Saanich police say they’re getting a growing number of reports of “sextortion,” where someone threatens to reveal an individual’s online sexual behaviour if they don’t pay a certain amount of money — often using pictures or videos that victims have been convinced to send.
Police said numbers of sextortion reports have been rising since last year, and they receive several every month.
The Saanich cases primarily involve male youth, and some of the victims have harmed themselves, police say, adding most sextortion scams are run by criminal groups in eastern Europe and Africa. The department has an Internet child-exploitation investigator.
The warning follows the death in Prince George of 12-year-old Carson Cleland, who killed himself in October after becoming a victim of sextortion. After Carson’s death, his parents urged other parents to talk to their children about how not to fall victim to online predators.

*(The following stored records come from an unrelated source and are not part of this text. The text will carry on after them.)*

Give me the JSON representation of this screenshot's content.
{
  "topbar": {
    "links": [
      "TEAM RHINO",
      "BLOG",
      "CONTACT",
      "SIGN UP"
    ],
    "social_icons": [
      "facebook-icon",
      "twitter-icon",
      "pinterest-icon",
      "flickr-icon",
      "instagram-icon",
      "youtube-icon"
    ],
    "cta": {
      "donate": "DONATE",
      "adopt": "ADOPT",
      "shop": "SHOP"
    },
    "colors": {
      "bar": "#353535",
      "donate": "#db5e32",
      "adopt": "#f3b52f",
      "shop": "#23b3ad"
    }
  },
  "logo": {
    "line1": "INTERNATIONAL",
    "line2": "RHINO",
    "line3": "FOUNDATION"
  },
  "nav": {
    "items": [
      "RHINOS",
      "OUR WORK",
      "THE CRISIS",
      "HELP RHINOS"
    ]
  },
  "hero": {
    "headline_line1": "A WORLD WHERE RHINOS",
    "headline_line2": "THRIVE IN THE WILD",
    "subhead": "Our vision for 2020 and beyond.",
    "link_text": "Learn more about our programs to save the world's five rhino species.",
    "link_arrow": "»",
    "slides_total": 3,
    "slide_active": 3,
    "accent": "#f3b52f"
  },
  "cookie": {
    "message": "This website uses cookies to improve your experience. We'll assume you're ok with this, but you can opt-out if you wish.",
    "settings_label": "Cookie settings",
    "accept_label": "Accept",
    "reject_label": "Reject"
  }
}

In October, 37-year-old Kevin Robert McCarty of Oregon was sentenced to 20 months in prison for using social media to stalk and sexually exploit three teenage girls from the West Shore, the Comox Valley and Surrey. McCarty primarily used Snapchat to lure the girls, and also communicated using Instagram, Google mail and Internet voice calls.
Saanich Sgt. Damian Kowalewich said parents and guardians need to be honest with youth about the dangers of online activity, particularly if they are chatting with people they have not met in real life.

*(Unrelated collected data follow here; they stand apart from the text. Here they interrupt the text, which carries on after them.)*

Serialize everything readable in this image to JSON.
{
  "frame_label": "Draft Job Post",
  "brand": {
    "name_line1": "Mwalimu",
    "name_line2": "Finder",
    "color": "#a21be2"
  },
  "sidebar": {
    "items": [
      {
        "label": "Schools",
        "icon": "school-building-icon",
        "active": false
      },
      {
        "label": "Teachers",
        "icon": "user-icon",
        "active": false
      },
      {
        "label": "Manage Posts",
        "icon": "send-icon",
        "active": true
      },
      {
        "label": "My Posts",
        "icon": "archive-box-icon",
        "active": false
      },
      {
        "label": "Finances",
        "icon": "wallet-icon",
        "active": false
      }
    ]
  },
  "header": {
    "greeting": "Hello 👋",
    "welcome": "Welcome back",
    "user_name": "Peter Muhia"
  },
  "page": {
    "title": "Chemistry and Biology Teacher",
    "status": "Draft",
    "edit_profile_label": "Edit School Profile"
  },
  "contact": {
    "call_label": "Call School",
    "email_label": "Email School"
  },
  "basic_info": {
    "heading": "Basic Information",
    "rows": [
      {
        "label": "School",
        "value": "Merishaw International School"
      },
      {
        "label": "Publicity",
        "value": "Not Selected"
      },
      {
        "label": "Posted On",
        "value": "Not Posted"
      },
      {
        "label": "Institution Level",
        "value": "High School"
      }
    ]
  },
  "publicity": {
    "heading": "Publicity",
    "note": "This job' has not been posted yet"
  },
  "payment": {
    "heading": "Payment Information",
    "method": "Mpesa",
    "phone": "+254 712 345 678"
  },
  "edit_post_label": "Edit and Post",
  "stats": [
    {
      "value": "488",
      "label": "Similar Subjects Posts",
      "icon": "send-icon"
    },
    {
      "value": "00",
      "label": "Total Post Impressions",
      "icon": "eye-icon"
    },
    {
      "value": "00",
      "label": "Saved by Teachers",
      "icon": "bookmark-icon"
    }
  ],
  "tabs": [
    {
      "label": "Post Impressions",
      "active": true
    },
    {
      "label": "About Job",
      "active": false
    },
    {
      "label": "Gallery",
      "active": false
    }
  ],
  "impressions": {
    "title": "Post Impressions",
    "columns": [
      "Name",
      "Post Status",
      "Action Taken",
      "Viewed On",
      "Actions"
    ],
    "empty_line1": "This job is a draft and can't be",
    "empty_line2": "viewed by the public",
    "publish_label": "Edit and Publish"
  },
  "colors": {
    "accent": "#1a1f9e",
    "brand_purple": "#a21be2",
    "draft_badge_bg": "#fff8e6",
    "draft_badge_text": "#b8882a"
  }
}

Elizabeth Saewyc, director of the University of B.C. School of Nursing, who has studied sexual exploitation of children and adolescents, said it can be tricky for parents to stay on top of their children’s online lives.
“It’s difficult because young people are on digital media, on their phones or websites or even in the games that they’re playing that have these features that allow you to talk to other people,” said Saewyc.

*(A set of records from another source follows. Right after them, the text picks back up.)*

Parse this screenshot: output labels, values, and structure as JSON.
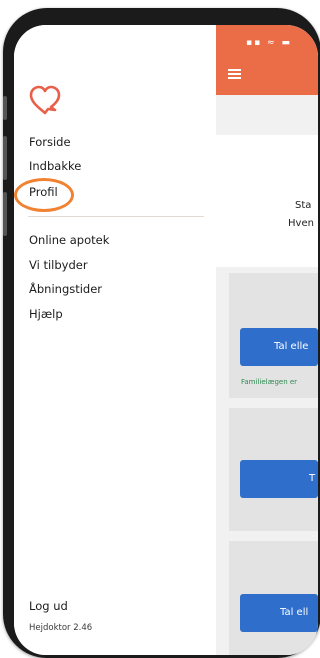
{
  "drawer": {
    "primary_items": [
      "Forside",
      "Indbakke",
      "Profil"
    ],
    "secondary_items": [
      "Online apotek",
      "Vi tilbyder",
      "Åbningstider",
      "Hjælp"
    ],
    "logout_label": "Log ud",
    "version": "Hejdoktor 2.46",
    "highlight_color": "#f08232"
  },
  "app": {
    "header_color": "#ea6d48",
    "status_icons": "▪▪ ≈ ▬",
    "intro_line1": "Sta",
    "intro_line2": "Hven",
    "cards": [
      {
        "button_label": "Tal elle"
      },
      {
        "button_label": "T"
      },
      {
        "button_label": "Tal ell"
      }
    ],
    "green_note": "Familielægen er",
    "button_color": "#2f6fcb",
    "note_color": "#2f8a52"
  }
}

Saewyc said predators can also be skilled at moving quickly to get youth to let their guard down and believe there is an “intimate” relationship in the works.
For parents, she said part of the preventive process is having conversations stressing to their children that people they encounter on the Internet “may not be who they say they are.”
Certain things should raise a young person’s suspicions, Saewyc said, including someone they’ve never met in real life claiming to be falling in love right away, or asking them to move to a different software platform — or even asking right away for a picture of their face.
“Be cautious, be wary and if they’re asking for something more, be aware that it might go somewhere you never expected and it may not be something that you can remove from the Internet.”
Of the more than 2,300 cases of sextortion in Canada reported from Sept. 1, 2022 to Aug. 31, 2o23 to Cybertip.ca, a sexual-abuse tip line, 91 per cent involved boys under 18, and 84 per cent of cases occurred on Instagram or Snapchat.
Saewyc said the reason so many cases involve males could be linked to a general societal notion that they aren’t as much at risk as females.
“We do a lot to try to protect girls from being propositioned by people or avoiding strangers and being sexually harassed and things like that, but we don’t necessarily think about or have this perspective that boys can be targeted, as well.”
As a result, boys and young men might not be as prepared to be cautious or to feel like they don’t have to be responsive to something online, she said.
Saewyc is the research director with the McCreary Centre Society, which conducts the B.C. Adolescent Health Survey every five years, and said the 2018 survey looked into how youth in Grade 7-12 used their phones.
They were asked things like how confident they were that they could say no to texting an intimate picture or message, she said, adding eight per cent of young people either didn’t think they could say no or weren’t sure.
She said access to pornography on the Internet could also be a factor.
In March, the provincial government passed the Intimate Images Protection Act to create new legal tools to prevent non-consensual distribution of intimate images online, and said it plans to launch an online platform in January where people can report their intimate images being circulated without their consent.
Saanich police offered the following advice for dealing with sextortion:
• Tell your parent or guardian what is happening.
• Don’t give in to threats, never pay money and never send additional intimate pictures.
• For investigative purposes, save all texts, images and communications, and take screenshots of messages and the profile of the person involved.
• Make a report through Cybertip.ca. and report the person contacting you via the social-media platform they are using.
• Know that you are not alone and police can help.